Finding the Autocovariance function

[nacho-man]

let $X_t = 0.5X_{t-1} + Z_t$ where $Z_t$ ~ $ WN(0,\sigma^2)$

I want to find the ACVF of both $X_t$ and $Z_t$, but I am a little bit confused.
Say for $X_t$
$$\gamma(h) = COV(0.5X_{t-1} + Z_t, 0.5X_{t-1+h} + Z_{t+h}$$
$ = 0.5^2COV(X_{t-1},X_{t-1+h}) + 0.5COV(X_{t-1},Z_{t+h}) + 0.5COV(Z_{t},X_{t-1+h}) + COV(Z_{t},Z_{t+h}) $then for say $h =-1$ could I still say that the
$0.5^2 COV(X_{t-1},Z_{t+h}) = 0.5 \sigma$ ? Or is there a difference because of the differing $X $ and $Z$ terms? How do I actually find the Covariance between X and Z, given that I only know the variance of Z?
Is it unmathematical to say since X = Two different values of Z, it will have the same variance?

 

[Siron]

First, the only information you have is $\{X_t: t \geq 0\}$ is a stochastic process, defined as $\forall t \geq 0: X_t = 0.5 X_{t-1}+Z_t$ where $Z_t \sim WN(0, \sigma^2)$. Am I right here? Is there no further information about $\{X_t: t \geq 0\}$?

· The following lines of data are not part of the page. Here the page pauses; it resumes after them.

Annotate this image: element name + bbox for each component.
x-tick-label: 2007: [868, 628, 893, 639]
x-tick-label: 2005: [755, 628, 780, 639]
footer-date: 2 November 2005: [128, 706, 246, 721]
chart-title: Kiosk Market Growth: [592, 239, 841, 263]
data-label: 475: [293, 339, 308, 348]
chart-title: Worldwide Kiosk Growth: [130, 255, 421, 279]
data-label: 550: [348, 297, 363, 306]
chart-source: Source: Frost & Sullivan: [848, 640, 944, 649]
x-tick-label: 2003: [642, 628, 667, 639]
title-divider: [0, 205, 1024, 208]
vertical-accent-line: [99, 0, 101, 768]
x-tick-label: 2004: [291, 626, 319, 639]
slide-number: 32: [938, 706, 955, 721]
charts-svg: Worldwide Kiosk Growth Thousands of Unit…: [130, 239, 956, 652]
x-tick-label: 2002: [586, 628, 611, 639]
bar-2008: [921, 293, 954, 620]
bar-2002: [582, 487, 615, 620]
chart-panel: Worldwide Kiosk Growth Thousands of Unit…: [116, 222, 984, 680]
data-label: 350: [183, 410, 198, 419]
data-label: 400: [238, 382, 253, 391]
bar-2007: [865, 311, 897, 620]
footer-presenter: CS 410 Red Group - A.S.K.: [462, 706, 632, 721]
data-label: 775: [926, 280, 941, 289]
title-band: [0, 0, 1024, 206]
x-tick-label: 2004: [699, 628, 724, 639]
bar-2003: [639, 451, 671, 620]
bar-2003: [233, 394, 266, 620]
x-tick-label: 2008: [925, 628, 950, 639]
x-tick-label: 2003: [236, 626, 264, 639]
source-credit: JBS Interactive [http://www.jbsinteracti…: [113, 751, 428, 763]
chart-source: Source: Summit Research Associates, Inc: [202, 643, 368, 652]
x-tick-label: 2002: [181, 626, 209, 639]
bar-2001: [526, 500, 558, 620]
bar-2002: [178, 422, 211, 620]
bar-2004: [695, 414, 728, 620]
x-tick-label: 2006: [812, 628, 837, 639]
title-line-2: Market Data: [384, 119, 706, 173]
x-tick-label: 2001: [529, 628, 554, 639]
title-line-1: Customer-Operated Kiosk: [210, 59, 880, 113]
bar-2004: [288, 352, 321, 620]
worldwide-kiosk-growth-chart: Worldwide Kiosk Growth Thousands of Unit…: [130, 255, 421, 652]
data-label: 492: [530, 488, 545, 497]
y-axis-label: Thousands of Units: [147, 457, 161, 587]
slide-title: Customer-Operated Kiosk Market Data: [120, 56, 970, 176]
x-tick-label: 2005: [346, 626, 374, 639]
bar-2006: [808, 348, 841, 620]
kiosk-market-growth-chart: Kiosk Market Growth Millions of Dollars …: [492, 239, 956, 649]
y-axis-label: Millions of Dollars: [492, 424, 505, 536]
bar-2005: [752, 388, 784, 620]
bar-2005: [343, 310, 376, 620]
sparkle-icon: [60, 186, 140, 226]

Second, your calculation of the ACVF looks fine. Now, can you show how to compute a covariance?

then for say $h =-1$ could I still say that the
$0.5^2 COV(X_{t-1},Z_{t+h}) = 0.5 \sigma$ ?

What's your argument here?

 

[nacho-man]

First, the only information you have is $\{X_t: t \geq 0\}$ is a stochastic process, defined as $\forall t \geq 0: X_t = 0.5 X_{t-1}+Z_t$ where $Z_t \sim WN(0, \sigma^2)$. Am I right here? Is there no further information about $\{X_t: t \geq 0\}$?

Second, your calculation of the ACVF looks fine. Now, can you show how to compute a covariance?


What's your argument here?

Yup, there is no further information about $X$. And this is what I was confused about.

Since $X$ is valued in terms of $Z$ but at different time steps, would it also have the same Covariance as $Z$?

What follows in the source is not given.